Two hours later Jill and her aunt had split nearly a dozen double-chocolate-chip cookies and had knocked back several brandies.
"I don't want to do anything malicious," Jill said, pretty darned proud she could say malicious, what with the way the liquor had heated her blood and turned her brain to foggy mush. "So instead of outright scratching the Beamer, maybe I'll just park it by the high-school baseball diamond. All those foul balls could make a real impact on it." She giggled. "Get it? Impact? The two meanings of the word?"
Her aunt sighed. "You're drunk."
"You betcha. And I feel pretty good, if I do say so myself. I didn't think I would. I thought I'd be depressed for days. I mean practicing law here." She grimaced and felt her good mood slipping away. "Okay—that goes on the do-not-think-about list. Not my new practice here, although I use the term loosely. At least that's just until I get a real job. Not Lyle. The divorce is good, though. I really want that. I want our marriage to never have been." She reached for another cookie. "Could we vaporize him? Would that technically be murder?" She sighed. "Never mind. I know it would be. I don't want to be disbarred. That would be too depressing for words."

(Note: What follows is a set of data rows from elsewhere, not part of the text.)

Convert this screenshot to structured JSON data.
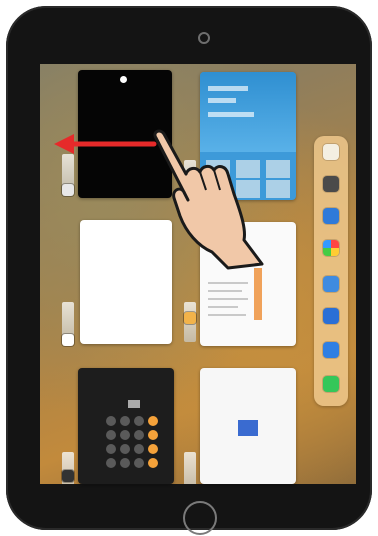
{
  "device": {
    "colors": {
      "bezel": "#141414",
      "arrow": "#e62a2a",
      "hand_fill": "#f1c8a8",
      "hand_stroke": "#1a1a1a"
    }
  },
  "app_switcher": {
    "cards": [
      {
        "id": "black-app",
        "icon": "dark-app-icon"
      },
      {
        "id": "weather-app",
        "icon": "weather-icon"
      },
      {
        "id": "blank-app",
        "icon": "app-icon"
      },
      {
        "id": "list-app",
        "icon": "notes-icon"
      },
      {
        "id": "calculator-app",
        "icon": "calculator-icon"
      },
      {
        "id": "document-app",
        "icon": "document-icon"
      }
    ]
  },
  "dock": {
    "icons": [
      "folder-icon",
      "settings-icon",
      "files-icon",
      "photos-icon",
      "pages-icon",
      "notes-icon",
      "safari-icon",
      "messages-icon"
    ]
  },
  "gesture": {
    "direction": "swipe-left",
    "icon": "hand-pointer-icon"
  }
}
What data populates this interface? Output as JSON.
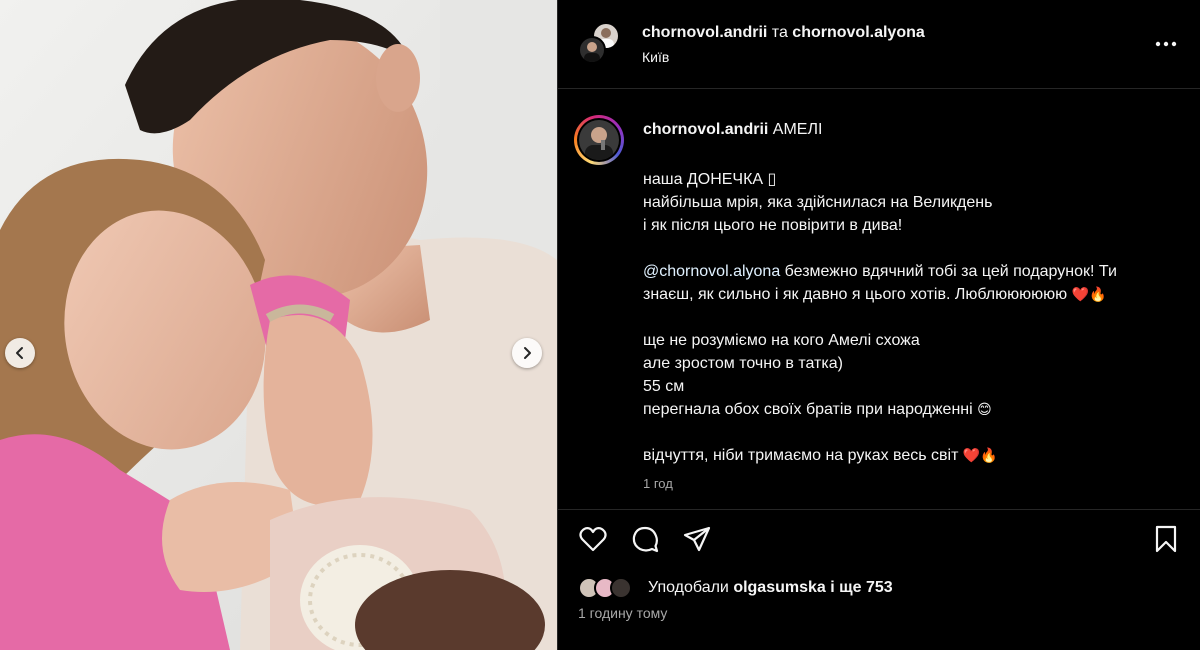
{
  "header": {
    "author": "chornovol.andrii",
    "conjunction": "та",
    "coauthor": "chornovol.alyona",
    "location": "Київ",
    "more_icon": "more-horizontal-icon"
  },
  "caption": {
    "username": "chornovol.andrii",
    "title": "АМЕЛІ",
    "lines": {
      "l1": "наша ДОНЕЧКА ",
      "l1_glyph": "▯",
      "l2": "найбільша мрія, яка здійснилася на Великдень",
      "l3": "і як після цього не повірити в дива!",
      "l4_mention": "@chornovol.alyona",
      "l4_rest": " безмежно вдячний тобі за цей подарунок! Ти",
      "l5": "знаєш, як сильно і як давно я цього хотів. Люблюююююю ",
      "l6": "ще не розуміємо на кого Амелі схожа",
      "l7": "але зростом точно в татка)",
      "l8": "55 см",
      "l9": "перегнала обох своїх братів при народженні ",
      "l10": "відчуття, ніби тримаємо на руках весь світ "
    },
    "emoji": {
      "heart": "❤️",
      "fire": "🔥",
      "smile": "😊"
    },
    "time": "1 год"
  },
  "actions": {
    "icons": [
      "heart-icon",
      "comment-icon",
      "share-icon",
      "bookmark-icon"
    ]
  },
  "likes": {
    "prefix": "Уподобали ",
    "user": "olgasumska",
    "suffix": " і ще 753"
  },
  "post_age": "1 годину тому",
  "colors": {
    "background": "#000000",
    "text": "#f5f5f5",
    "muted": "#a8a8a8",
    "divider": "#262626",
    "heart": "#e0245e"
  }
}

Cookie crumbs fell on her shirt right next to the damp spot where she'd sloshed her brandy. She brushed at the crumbs only to smear chocolate on the shirt.
"I need to go clean up," she said, and put down the half-eaten cookie. "I didn't shower before I left San Francisco this morning."
As she spoke, she reached behind her head to grab her mass of curly, frizzy hair. While she'd showered the previous morning, she hadn't bothered with her usual blow-dry, flatiron, forty-seven-hair-care-product regimen required to tame her impossible hair.